We extracted 4 variables from the package- - long(the longitude) and lat(the latitude) which will be considered vertices of the polygon - id which contains the names of these regions - groups which identifies grouped regions(if a region is covered over multiple islands)

Lets take a quick look at the data by making a scatter plot. This will plot the vertices(corner) of each polygon(so counties in this case).

ggplot(df, aes(long, lat)) + 
  geom_point() 

Finally we can turn it into a map by using geom_polygon() like this:


ggplot(df, aes(long, lat, group = group)) +
  geom_polygon(fill = "lightblue", colour = "blue2") 

81.4 Rectangles

First, we will start by creating random rectangles with geom_tile().

We will need an arbitrary data frame to parameterize the rectangle with the center of tile and size. The section of code used to construct the data frames has been sourced directly from the documentation page for geom_tile.

df <- data.frame(
  x = c(3, 1, 5, 7, 9), 
  y = c(2, 4, 6, 8, 10), 
  z = factor(rep(1:5)), 
  w = rep(c(1, 6), each = 5)
)

Then we can plot it:

ggplot(df, aes(x, y)) + geom_tile(aes(fill = z))

Or if we use geom_rect, we will have to use the four corners of the rectangle(xmin, xmax, ymin, ymax) as the parameters instead.

ggplot(df, aes(xmin = x - w / 2, xmax = x + w / 2, ymin = y, ymax = y + 1)) + geom_rect(aes(fill = z))

Finally, geom_raster is the most ideal when all tiles are of the same size and is considered much faster performance wise.
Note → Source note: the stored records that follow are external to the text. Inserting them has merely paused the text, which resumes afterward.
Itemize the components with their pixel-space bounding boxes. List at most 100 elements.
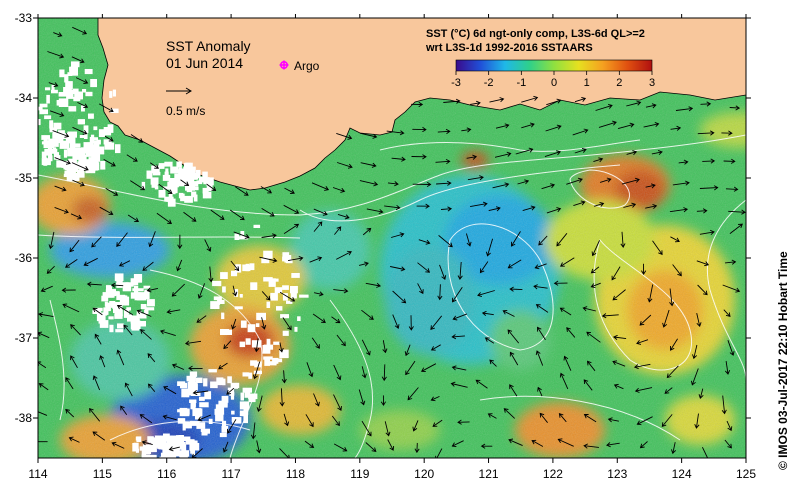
- current-vector-arrow: [639, 441, 648, 449]
- map-date: 01 Jun 2014: [166, 55, 243, 71]
- current-vector-arrow: [727, 340, 735, 356]
- no-data-cell: [79, 135, 88, 138]
- no-data-cell: [133, 274, 143, 283]
- current-vector-arrow: [583, 414, 597, 423]
- current-vector-arrow: [439, 264, 447, 280]
- current-vector-arrow: [725, 186, 739, 192]
- copyright-credit: © IMOS 03-Jul-2017 22:10 Hobart Time: [776, 251, 790, 470]
- current-vector-arrow: [457, 261, 463, 281]
- current-vector-arrow: [65, 408, 75, 418]
- current-vector-arrow: [452, 313, 468, 321]
- current-vector-arrow: [333, 288, 349, 294]
- current-vector-arrow: [282, 317, 292, 331]
- no-data-cell: [105, 302, 111, 312]
- no-data-cell: [108, 316, 114, 320]
- no-data-cell: [158, 163, 165, 169]
- no-data-cell: [189, 186, 199, 191]
- no-data-cell: [91, 151, 97, 161]
- current-vector-arrow: [489, 359, 497, 367]
- no-data-cell: [244, 392, 251, 398]
- current-vector-arrow: [362, 227, 372, 236]
- current-vector-arrow: [116, 232, 128, 247]
- current-vector-arrow: [467, 175, 484, 181]
- current-vector-arrow: [414, 442, 420, 454]
- current-vector-arrow: [147, 383, 156, 392]
- no-data-cell: [222, 378, 226, 386]
- current-vector-arrow: [222, 441, 229, 453]
- no-data-cell: [270, 292, 278, 301]
- current-vector-arrow: [411, 101, 424, 108]
- current-vector-arrow: [484, 337, 495, 344]
- no-data-cell: [91, 137, 98, 141]
- colorbar-tick-label: -3: [451, 77, 461, 89]
- no-data-cell: [53, 152, 59, 160]
- current-vector-arrow: [430, 344, 441, 351]
- no-data-cell: [139, 446, 144, 451]
- current-vector-arrow: [404, 344, 411, 357]
- current-vector-arrow: [40, 285, 53, 293]
- no-data-cell: [196, 169, 201, 179]
- current-vector-arrow: [337, 213, 350, 220]
- current-vector-arrow: [278, 342, 284, 353]
- no-data-cell: [112, 302, 121, 309]
- no-data-cell: [80, 164, 89, 171]
- no-data-cell: [199, 402, 209, 408]
- current-vector-arrow: [479, 261, 489, 274]
- current-vector-arrow: [279, 291, 296, 302]
- current-vector-arrow: [670, 338, 678, 351]
- current-vector-arrow: [72, 179, 85, 187]
- current-vector-arrow: [116, 349, 125, 366]
- current-vector-arrow: [461, 127, 472, 133]
- current-vector-arrow: [256, 395, 263, 413]
- colorbar-tick-label: 2: [616, 77, 622, 89]
- no-data-cell: [181, 444, 187, 454]
- no-data-cell: [112, 89, 116, 97]
- no-data-cell: [67, 72, 73, 76]
- current-vector-arrow: [670, 125, 682, 131]
- current-vector-arrow: [521, 122, 535, 129]
- no-data-cell: [191, 402, 196, 407]
- no-data-cell: [172, 450, 182, 457]
- no-data-cell: [102, 292, 108, 301]
- no-data-cell: [239, 294, 243, 298]
- current-vector-arrow: [488, 206, 501, 212]
- x-tick-label: 120: [414, 467, 434, 481]
- current-vector-arrow: [387, 181, 399, 187]
- current-vector-arrow: [645, 103, 657, 109]
- current-vector-arrow: [365, 282, 382, 288]
- current-vector-arrow: [509, 286, 523, 292]
- no-data-cell: [103, 127, 112, 136]
- no-data-cell: [103, 307, 108, 316]
- no-data-cell: [243, 415, 248, 424]
- current-vector-arrow: [537, 386, 543, 397]
- current-vector-arrow: [380, 395, 386, 407]
- no-data-cell: [170, 166, 179, 174]
- no-data-cell: [109, 301, 116, 306]
- current-vector-arrow: [435, 159, 451, 165]
- current-vector-arrow: [545, 124, 562, 132]
- velocity-scale: 0.5 m/s: [166, 87, 205, 118]
- no-data-cell: [113, 307, 123, 314]
- no-data-cell: [52, 133, 62, 139]
- no-data-cell: [213, 296, 222, 301]
- x-tick-label: 114: [28, 467, 47, 481]
- current-vector-arrow: [466, 154, 478, 160]
- current-vector-arrow: [387, 439, 395, 451]
- no-data-cell: [135, 448, 139, 453]
- no-data-cell: [147, 299, 155, 307]
- current-vector-arrow: [183, 211, 197, 222]
- no-data-cell: [72, 88, 79, 94]
- current-vector-arrow: [634, 387, 653, 393]
- current-vector-arrow: [261, 291, 271, 301]
- x-tick-label: 124: [672, 467, 692, 481]
- current-vector-arrow: [48, 82, 59, 88]
- no-data-cell: [51, 84, 55, 92]
- current-vector-arrow: [538, 235, 548, 246]
- no-data-cell: [158, 190, 166, 198]
- current-vector-arrow: [566, 327, 576, 338]
- current-vector-arrow: [284, 187, 295, 194]
- no-data-cell: [248, 372, 253, 379]
- no-data-cell: [165, 168, 169, 173]
- no-data-cell: [92, 310, 101, 314]
- no-data-cell: [222, 420, 227, 429]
We can use it to create a surface like this:

df <- expand.grid(x = 0:5, y = 0:5)
z <- factor(rep(1:5))
df$z <- runif(nrow(df))
ggplot(df, aes(x, y, fill = z)) + geom_raster()

We can also use interpolate=TRUE to smooth the surface (which is more useful when the goal is to render images)

ggplot(df, aes(x, y, fill = z)) + geom_raster(interpolate = TRUE)

The most common use of rectangles is to create surfaces or with map data or heat maps.